Mined Prompting and Metadata-Guided Generation for Wound Care Visual Question Answering
Bavana Durgapraveen, Sornaraj Sivasankaran, Abhinand Balachandran, Sriram Rajkumar
TL;DR
The paper tackles the inbox burden in async wound care by proposing two complementary AI approaches to generate clinically relevant free-text responses from text and wound images. It combines mined prompting (retrieving similar training examples to guide generation) with metadata-guided generation (predicting structured wound attributes to condition outputs).
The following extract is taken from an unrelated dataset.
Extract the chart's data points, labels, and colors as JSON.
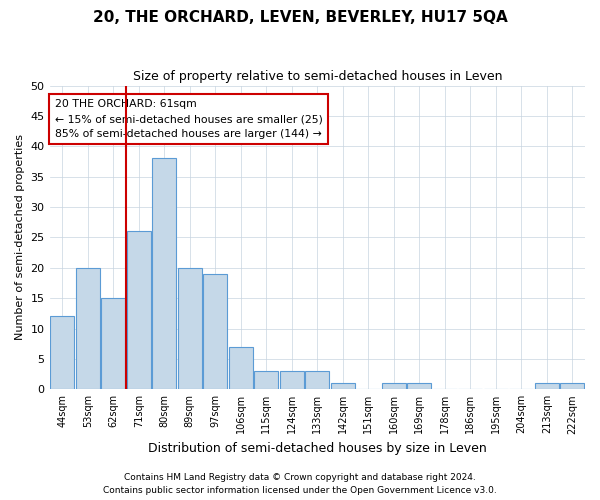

Empirical results show that domain-specific models with few-shot prompts achieve high lexical alignment, while metadata grounding improves clinical coherence, suggesting a productive synergy between retrieval and structured reasoning. Despite gains, the study highlights the persistent challenges of clinical precision, model uncertainty, and evaluation in medical multimodal reasoning, pointing to future work on richer datasets and uncertainty-aware frameworks. Overall, the work advances practical directions for AI-assisted wound care by integrating retrieval, structured metadata, and robust evaluation.
Abstract
The rapid expansion of asynchronous remote care has intensified provider workload, creating demand for AI systems that can assist clinicians in managing patient queries more efficiently. The MEDIQA-WV 2025 shared task addresses this challenge by focusing on generating free-text responses to wound care queries paired with images. In this work, we present two complementary approaches developed for the English track. The first leverages a mined prompting strategy, where training data is embedded and the top-k most similar examples are retrieved to serve as few-shot demonstrations during generation. The second approach builds on a metadata ablation study, which identified four metadata attributes that consistently enhance response quality. We train classifiers to predict these attributes for test cases and incorporate them into the generation pipeline, dynamically adjusting outputs based on prediction confidence. Experimental results demonstrate that mined prompting improves response relevance, while metadata-guided generation further refines clinical precision. Together, these methods highlight promising directions for developing AI-driven tools that can provide reliable and efficient wound care support.